Jobs, Politics and Coffee

Coffee used to be black-ish water cowboys cooked over an open fire.

Now it's dressed up in more bling than a Vegas showgirl and can cost the price of a meal.

Starbucks CEO Howard Schultz speaks at the Commonwelth Club of California on April 4, 2011 in San Francisco, California.  Schultz discussed his tenure as Starbucks CEO and promoted his new book "Onward. - How Starbucks Fought For Its Life Without Losing its Soul"
Justin Sullivan | Getty Images

This new world of coffee has made Starbucks CEO Howard Schultz a wealthy and powerful man.

Tonight, he hopes to leverage that position and add a jolt of espresso to the American economy.

Schultz is holding a call-in town hall meeting titled Upward Spiral 2011. His goal is to encourage all of us to get America back on track, and he has the backing of fellow CEOs like Tim Armstrong of AOL and Millard Drexler at J Crew.

Interesting list of names.

These guys are not known for politicking or hiring huge lobbies (well, AOL maybe). Coffee and clothing magnates sounding like Howard Beale? You know it's bad when people wearing school boy blazers drinking half-caf soy lattes have had it with Congress.

Schultz is asking people to take a pledge or two.

One is The Pledge to Withhold. "I believe we need to push our elected leaders to face our nation’s long-term fiscal challenges with civility, honesty and a willingness to sacrifice," Schultz writes. "I join my fellow concerned Americans in pledging to withhold any further campaign contributions to elected members of Congress and the President until a fair, bipartisan deal is reached that sets our nation on stronger long-term fiscal footing." When Schultz announced this pledge last month, the positive response surprised even him. Of course, according to, Schultz only gave $9,200 in campaign contributions over the last two years, while making a reported $22 million. Still, that's $9,200 more than I gave. This pledge is an easy one to take.

However, Schultz has also initiated a second, more difficult, pledge, called The Pledge to Hire. "We believe that right now our economy is frozen in a cycle of fear and uncertainty." the pledge begins. "We believe the only way to break this cycle is through positive action. This is why our company pledges to do everything we can to accelerate job creation before the end of 2011." As of this writing, 1,840 people or companies have taken that pledge.

Hey, if Starbucks can nudge companies to hire, Howard Schultz gets my vote for anything. Goodness knows his company is one of the few places where you can see commerce in action. How many times have you been in a Starbucks and seen people there having a business meeting, signing contracts, doing job interviews, running a startup from an iPad?

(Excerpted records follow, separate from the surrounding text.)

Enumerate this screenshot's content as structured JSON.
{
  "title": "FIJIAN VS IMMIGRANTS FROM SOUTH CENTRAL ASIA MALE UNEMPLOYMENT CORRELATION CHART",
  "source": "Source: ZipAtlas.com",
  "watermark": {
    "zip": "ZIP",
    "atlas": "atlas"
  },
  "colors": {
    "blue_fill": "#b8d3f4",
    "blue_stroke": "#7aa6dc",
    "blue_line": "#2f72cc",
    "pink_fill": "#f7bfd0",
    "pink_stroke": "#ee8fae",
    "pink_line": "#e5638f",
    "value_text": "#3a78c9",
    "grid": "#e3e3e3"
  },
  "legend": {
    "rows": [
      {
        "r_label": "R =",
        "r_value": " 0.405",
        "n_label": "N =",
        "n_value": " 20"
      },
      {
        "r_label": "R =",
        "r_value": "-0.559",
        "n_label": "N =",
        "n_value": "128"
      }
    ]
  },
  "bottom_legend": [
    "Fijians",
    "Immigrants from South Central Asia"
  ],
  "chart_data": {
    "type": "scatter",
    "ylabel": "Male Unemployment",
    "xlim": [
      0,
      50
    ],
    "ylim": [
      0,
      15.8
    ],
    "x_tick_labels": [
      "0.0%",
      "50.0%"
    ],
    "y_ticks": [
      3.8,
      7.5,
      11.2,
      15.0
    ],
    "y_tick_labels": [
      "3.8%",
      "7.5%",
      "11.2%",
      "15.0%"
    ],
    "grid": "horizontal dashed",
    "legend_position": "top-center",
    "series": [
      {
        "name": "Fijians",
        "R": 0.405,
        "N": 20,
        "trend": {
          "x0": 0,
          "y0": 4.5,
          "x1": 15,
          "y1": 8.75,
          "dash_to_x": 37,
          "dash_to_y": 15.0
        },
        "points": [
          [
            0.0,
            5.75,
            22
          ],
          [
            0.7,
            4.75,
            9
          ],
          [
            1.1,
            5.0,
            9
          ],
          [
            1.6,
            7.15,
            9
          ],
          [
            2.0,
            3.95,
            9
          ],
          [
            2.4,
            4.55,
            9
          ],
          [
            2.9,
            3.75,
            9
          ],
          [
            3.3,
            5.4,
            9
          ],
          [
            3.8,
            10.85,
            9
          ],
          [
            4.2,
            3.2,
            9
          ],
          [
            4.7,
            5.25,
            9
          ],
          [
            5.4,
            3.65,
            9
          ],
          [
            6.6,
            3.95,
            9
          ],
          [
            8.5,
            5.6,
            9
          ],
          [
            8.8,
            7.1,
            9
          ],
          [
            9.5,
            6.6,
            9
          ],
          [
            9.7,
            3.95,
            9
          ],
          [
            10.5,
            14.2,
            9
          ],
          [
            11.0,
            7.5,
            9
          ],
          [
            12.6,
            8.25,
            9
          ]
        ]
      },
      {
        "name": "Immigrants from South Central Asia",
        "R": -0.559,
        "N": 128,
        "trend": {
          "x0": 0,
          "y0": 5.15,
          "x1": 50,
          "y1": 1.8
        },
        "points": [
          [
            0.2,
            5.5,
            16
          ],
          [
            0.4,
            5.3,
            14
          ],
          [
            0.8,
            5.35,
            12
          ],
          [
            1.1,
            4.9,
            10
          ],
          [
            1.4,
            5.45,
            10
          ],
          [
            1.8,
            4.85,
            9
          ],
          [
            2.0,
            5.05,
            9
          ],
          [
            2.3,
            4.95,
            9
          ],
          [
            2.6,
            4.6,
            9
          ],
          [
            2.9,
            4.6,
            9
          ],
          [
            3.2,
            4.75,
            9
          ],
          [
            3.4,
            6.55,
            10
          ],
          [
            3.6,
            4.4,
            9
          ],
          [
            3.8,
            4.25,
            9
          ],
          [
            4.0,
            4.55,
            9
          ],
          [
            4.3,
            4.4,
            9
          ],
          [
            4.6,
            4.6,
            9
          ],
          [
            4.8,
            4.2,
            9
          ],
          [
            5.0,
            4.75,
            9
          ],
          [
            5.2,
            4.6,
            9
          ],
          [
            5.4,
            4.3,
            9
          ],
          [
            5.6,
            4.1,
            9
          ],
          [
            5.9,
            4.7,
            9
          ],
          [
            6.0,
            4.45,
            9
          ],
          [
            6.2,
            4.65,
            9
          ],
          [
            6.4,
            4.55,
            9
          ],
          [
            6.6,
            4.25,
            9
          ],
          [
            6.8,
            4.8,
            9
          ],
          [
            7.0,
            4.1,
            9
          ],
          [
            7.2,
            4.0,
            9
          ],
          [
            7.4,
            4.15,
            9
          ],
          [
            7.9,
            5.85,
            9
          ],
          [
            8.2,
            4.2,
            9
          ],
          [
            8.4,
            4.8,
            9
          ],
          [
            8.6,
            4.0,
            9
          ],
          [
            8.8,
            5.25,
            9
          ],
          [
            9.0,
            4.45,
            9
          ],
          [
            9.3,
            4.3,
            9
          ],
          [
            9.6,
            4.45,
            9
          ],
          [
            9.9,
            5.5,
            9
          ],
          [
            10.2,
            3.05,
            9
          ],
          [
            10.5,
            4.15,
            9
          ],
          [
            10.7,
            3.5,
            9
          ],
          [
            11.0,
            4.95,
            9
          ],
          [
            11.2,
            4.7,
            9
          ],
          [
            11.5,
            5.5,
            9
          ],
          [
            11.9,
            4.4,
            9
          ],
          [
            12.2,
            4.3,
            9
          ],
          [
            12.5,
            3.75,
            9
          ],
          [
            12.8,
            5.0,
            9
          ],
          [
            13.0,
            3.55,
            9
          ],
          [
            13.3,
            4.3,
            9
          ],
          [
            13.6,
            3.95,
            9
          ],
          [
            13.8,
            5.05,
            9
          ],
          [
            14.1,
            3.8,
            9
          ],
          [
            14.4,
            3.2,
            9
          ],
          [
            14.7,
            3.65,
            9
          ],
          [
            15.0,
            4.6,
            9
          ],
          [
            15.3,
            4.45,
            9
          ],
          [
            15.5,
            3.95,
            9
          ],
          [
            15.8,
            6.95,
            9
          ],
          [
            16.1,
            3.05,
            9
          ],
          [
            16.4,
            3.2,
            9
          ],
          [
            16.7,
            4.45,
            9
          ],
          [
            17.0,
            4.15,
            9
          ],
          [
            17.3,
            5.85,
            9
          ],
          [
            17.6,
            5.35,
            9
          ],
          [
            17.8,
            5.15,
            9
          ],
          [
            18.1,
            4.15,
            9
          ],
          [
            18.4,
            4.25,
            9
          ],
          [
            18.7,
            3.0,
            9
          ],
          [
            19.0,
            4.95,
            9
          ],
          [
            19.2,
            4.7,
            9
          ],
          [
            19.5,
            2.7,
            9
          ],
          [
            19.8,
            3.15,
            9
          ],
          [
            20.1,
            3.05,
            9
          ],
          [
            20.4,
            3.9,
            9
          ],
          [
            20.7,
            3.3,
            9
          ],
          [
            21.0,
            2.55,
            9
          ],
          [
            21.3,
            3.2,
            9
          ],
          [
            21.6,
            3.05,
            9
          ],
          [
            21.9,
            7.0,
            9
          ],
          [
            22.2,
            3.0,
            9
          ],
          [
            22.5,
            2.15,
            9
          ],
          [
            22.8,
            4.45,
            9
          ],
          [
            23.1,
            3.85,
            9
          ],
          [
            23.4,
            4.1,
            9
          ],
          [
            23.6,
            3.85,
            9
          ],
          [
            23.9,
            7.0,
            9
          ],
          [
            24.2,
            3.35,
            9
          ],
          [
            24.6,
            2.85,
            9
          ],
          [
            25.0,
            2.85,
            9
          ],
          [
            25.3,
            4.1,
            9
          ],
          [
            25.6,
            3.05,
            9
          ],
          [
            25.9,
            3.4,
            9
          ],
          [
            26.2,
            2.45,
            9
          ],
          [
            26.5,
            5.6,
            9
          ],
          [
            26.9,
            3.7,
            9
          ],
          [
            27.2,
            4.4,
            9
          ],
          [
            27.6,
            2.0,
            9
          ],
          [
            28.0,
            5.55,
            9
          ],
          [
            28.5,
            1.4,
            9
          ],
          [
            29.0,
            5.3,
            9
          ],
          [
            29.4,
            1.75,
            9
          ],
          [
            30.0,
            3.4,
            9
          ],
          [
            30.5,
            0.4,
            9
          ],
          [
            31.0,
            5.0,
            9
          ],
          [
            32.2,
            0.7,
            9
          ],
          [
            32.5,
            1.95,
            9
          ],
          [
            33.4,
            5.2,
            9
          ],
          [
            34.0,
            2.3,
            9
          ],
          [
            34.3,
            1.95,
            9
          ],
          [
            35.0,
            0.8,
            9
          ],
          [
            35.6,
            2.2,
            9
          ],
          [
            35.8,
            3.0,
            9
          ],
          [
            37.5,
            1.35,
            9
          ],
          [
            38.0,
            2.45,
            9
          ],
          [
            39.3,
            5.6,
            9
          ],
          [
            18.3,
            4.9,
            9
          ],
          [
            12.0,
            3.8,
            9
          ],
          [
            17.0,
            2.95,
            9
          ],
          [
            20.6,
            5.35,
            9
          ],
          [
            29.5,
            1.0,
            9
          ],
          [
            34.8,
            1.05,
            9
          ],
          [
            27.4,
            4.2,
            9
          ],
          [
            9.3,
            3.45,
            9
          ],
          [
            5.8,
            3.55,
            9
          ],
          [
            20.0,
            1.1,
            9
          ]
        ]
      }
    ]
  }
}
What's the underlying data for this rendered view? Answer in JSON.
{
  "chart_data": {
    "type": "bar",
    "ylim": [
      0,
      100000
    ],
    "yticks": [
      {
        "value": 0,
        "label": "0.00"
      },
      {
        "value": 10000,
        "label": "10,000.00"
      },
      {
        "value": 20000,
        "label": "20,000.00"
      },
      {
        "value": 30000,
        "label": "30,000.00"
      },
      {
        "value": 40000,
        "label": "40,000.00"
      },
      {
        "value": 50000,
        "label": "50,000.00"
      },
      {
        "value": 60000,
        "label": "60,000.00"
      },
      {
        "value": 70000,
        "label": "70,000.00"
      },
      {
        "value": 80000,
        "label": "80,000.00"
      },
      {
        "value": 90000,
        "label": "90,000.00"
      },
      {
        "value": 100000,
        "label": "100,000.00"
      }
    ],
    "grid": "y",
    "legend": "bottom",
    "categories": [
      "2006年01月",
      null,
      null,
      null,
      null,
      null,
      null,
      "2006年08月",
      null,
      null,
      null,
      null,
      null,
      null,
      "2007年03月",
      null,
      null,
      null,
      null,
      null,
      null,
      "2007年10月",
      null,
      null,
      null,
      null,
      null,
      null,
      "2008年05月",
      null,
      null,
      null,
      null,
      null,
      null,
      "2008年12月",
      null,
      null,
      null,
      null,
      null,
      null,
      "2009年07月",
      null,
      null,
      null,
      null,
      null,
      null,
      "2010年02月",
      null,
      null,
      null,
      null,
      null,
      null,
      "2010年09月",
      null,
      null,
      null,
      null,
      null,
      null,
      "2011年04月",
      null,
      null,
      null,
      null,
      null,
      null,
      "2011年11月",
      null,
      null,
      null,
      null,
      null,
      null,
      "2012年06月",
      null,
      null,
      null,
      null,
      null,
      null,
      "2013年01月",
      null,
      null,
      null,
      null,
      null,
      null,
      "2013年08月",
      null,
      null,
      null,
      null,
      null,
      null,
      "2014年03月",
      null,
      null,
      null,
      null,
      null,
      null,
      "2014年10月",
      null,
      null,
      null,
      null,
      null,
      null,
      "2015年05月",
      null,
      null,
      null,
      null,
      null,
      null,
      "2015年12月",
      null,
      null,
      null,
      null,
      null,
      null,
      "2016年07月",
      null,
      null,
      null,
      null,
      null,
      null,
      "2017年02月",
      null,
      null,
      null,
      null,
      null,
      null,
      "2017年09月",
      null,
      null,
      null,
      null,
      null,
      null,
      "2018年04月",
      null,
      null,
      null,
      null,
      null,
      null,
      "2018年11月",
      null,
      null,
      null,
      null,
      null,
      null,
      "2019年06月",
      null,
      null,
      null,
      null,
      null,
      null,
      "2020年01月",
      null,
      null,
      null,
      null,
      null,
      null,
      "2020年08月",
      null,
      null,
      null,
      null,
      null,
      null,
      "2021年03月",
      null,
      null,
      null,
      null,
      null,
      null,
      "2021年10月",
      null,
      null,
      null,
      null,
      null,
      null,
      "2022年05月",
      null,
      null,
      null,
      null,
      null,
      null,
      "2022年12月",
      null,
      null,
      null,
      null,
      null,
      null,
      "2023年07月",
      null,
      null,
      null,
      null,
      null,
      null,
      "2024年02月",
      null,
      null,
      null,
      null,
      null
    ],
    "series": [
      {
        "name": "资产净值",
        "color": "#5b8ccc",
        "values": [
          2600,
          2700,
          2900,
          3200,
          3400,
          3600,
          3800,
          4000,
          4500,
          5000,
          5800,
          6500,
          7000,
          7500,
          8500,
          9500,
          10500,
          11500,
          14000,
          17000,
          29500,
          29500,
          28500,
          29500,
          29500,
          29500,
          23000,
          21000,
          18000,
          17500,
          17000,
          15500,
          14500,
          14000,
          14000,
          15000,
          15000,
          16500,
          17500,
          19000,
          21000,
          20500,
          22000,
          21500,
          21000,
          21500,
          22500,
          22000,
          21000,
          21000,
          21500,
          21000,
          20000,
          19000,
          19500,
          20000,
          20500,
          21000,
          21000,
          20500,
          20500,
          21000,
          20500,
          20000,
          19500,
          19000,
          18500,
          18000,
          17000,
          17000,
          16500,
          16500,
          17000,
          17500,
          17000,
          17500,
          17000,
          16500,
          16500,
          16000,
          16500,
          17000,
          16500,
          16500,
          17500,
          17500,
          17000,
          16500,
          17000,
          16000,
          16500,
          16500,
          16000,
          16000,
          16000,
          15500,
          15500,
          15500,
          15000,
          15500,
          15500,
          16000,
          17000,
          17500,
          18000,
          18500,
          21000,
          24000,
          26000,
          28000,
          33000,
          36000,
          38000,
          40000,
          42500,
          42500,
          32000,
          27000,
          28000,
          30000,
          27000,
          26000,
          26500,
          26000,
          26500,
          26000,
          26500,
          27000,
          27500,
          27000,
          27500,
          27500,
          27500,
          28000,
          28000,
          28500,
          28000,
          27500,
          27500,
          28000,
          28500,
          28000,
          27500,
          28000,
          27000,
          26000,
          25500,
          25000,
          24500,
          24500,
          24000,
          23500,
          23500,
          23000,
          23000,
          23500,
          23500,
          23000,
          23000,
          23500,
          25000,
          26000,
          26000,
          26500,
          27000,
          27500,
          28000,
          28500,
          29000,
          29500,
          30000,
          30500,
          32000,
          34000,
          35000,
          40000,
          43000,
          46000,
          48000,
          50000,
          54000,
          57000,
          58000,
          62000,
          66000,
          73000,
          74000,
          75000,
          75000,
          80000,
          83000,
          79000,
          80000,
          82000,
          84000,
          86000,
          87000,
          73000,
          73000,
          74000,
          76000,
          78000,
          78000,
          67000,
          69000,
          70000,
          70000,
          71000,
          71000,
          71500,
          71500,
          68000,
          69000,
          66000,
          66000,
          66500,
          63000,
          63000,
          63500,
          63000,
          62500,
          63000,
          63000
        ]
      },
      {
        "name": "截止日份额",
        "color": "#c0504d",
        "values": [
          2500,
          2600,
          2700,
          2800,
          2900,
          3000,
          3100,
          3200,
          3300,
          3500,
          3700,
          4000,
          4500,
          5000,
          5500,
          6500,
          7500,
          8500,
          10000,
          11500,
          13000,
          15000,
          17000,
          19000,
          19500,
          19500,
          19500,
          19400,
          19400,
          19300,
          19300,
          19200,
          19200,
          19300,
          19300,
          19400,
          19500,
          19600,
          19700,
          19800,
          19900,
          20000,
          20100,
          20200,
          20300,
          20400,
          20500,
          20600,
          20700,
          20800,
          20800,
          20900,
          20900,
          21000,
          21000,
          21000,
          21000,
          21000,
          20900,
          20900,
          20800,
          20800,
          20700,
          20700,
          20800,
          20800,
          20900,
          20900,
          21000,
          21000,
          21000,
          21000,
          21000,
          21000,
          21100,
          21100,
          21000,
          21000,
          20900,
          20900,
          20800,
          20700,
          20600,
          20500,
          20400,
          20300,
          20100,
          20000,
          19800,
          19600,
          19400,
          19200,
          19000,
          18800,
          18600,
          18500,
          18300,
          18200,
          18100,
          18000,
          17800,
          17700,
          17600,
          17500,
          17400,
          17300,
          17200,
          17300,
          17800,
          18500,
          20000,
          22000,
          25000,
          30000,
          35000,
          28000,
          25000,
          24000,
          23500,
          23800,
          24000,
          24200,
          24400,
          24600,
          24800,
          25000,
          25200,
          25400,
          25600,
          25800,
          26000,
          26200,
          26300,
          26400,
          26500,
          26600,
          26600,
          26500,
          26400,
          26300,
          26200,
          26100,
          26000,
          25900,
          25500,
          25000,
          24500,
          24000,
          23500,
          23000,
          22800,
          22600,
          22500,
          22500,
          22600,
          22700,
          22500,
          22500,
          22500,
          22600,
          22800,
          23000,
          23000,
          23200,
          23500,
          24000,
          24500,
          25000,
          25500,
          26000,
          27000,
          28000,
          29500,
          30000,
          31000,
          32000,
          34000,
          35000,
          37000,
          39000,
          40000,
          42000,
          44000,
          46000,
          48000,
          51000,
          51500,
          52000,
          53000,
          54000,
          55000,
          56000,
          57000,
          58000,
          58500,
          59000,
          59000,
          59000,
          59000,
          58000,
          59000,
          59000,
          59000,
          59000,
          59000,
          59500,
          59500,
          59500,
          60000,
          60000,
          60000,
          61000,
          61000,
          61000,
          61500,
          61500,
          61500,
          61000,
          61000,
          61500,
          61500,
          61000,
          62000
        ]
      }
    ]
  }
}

In the meantime, I'm certainly glad I live in the age of Starbucks, and not back in the day when housewives were in charge of making coffee. Watch this video and whisper a short "thank you" to all the women (and men) who decided that making coffee wasn't all that little girls should grow up to do—unless they want to be baristas and rise through the ranks to manage a Starbucks or two. Or ten.